Okay, the Senate passed a fiscal cliff thingie but I don't think the House is going to go for it so the whole thing is kind of silly. Other than that, it's been a pretty productive year for me so far. I've written two novels and fed the dog.
That's pretty damned impressive, especially when you consider that I've caught this bug that's going around and am running a terrible fever. I mean a bad fever, the kind where your hallucinations have hallucinations. Keep that state of consciousness in mind as we look back at what I consider the key events of 2012, in chronological order:
March 12: Right-wing blogs applaud when an American sergeant in Afghanistan goes psycho and kills sixteen civilians for no apparent reason.
April 4: Joe Arpaio uncovers "conclusive evidence" of Barack Obama's Muslim birth.
April 18: Dana Loesch says that Democratic women get raped more often than Republican women; as evidence, she cites an insane tirade by Andrew Breitbart.
August 12: Governor Scott Walker of Nevada survives a recall election.
January 3: Kathy Griffin says something that doesn't annoy me.
March 15: Rick Perry reveals that, under the name "Dr. Michael Persinger," he has frequently contributed to the peer-reviewed journal Perceptual and Motor Skills.
January 7: Fox News labels Barack Obama an anti-Semite after Obama voices agreement with Gershom Scholem's contention that the Sefer Yetzirah "copped a few riffs" from the first century Christian Gnostics.
Septermber 2: Mel Gibson asks "Who wants to eat?" This has something to do with the Second Book of Maccabees.
September 17: Mitt Romney picks Governor Paul Ryan to be his running mate, saying: "This is my own small tribute to Ravi Shankar." Paul Ryan immediately grabs center stage by claiming that "really built dudes" can fly by flapping their arms.
August 25: Neil Armstrong's final words: "My god -- it's full of stars!"
July 2: Barack Obama endorses same sex marriage, thereby making homosexuality mandatory for everyone everywhere including YOUR SON that's right YOUR SON will spend the rest of his life having sex with other men and it's all Barack Obama's fault.
September 3: Barack Obama loses first debate to Clint Eastwood; Dick Morris loses second debate to Cobie Smulders, Verne Troyer loses first debate to Ann Romney, Honey Boo Boo ekes out a surprise win against the ghost of Anthony Burgess, Bigfoot loses second debate with Chris Matthews. Then it's on to the playoffs.

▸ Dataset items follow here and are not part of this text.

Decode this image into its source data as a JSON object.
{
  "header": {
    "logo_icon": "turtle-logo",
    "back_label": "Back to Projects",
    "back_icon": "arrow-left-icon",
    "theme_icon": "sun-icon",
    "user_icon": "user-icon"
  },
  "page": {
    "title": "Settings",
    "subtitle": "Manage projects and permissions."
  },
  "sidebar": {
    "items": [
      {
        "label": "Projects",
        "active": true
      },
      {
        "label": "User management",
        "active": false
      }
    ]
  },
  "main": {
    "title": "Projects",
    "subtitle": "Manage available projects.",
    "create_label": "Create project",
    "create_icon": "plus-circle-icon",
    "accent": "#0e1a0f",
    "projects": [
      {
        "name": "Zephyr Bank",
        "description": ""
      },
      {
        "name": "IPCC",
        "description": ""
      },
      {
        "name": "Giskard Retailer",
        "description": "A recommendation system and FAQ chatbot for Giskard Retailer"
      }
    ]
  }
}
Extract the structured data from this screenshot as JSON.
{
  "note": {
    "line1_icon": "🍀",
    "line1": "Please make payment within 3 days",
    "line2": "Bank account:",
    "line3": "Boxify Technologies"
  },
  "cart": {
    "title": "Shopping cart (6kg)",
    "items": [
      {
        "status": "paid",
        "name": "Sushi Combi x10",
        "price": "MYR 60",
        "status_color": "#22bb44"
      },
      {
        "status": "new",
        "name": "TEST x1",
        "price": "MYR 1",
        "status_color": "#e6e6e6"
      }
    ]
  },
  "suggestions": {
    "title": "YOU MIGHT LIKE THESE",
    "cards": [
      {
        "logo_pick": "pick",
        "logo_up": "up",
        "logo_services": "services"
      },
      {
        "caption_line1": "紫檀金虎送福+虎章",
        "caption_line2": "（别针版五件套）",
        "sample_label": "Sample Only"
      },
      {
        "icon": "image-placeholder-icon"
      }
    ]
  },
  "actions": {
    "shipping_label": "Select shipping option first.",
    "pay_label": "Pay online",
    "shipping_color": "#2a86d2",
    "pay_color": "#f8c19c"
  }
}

June 18: Kate Middleton gets naked, does pole dance, performs mock cunnilingus on a taco on the BBC, burns tongue, regrets entire life, becomes nun.
December 11: Mitch McConnell filibusters himself until he cums.
August 1: Krystal Ball. There is an actual woman named Krystal Ball.
February 23: Josh Gates leads the Destination Truth crew into the heart of Tea Party country where he captures the hoof-print of a half-man, half-mandrill who is running for the state senate from a suburb of Mobile, Alabama. In the second part of the show, Josh jumps from space and lands on Roger Ailes.
May 1: Newt Gingrich and Rick Perry argue over who is studlier. Both lose. Not to be outdone, Rick Santorum says he's ready to take more dog urination. "We're talkin' Rottweilers. I'm not a wussy!"
October 7: Gloria Allred says that Mitt Romney lied under oath to keep Staples from divorcing his wife. In response, Staples announces that each customer will attain samsara free of charge.
July 29: The opening Olympic ceremonies feature a tribute to notable American serial killers. In response, Chris Hayes says "I need glasses that make me look even weenier."
March 2: Bill Maher calls Sarah Palin a "cunt" on national television; later explains he meant this "poetically." Taking offense, Palin says that she prefers the term "vagina."
April 7: Overseas, Mitt Romney tells a secret conclave: "I will blow you right here and now if that's what it takes to close this deal."
August 3: Numerous right-wing sites claim that "Dark Knight" killer James Holmes was a member of Occupy Wall Street. They then go on to blame OWS for the length of the Hobbit movie and the death of Socrates.
September 4: Emperor Napoleon III captured at the conclusion of the battle of Sedan.
What were your most notable moments of 2012? Send them to me via ESP and I'll publish a list of unnerving correlations between the Merkavah mystics of the third century and the film version of Fight Club. I think I had better be unconscious now.
4 comments:
Was a Tudor at Sedan?
Good question. No. But the Sedan crater is totally awesome.
You know who Josh Gates is?
Bob, there was a time in my life (well before I knew who Josh Gates is, a time when he himself just a wee small laddie) when I wanted to BE Josh Gates.
Out there in the jungle. With someone like Jael.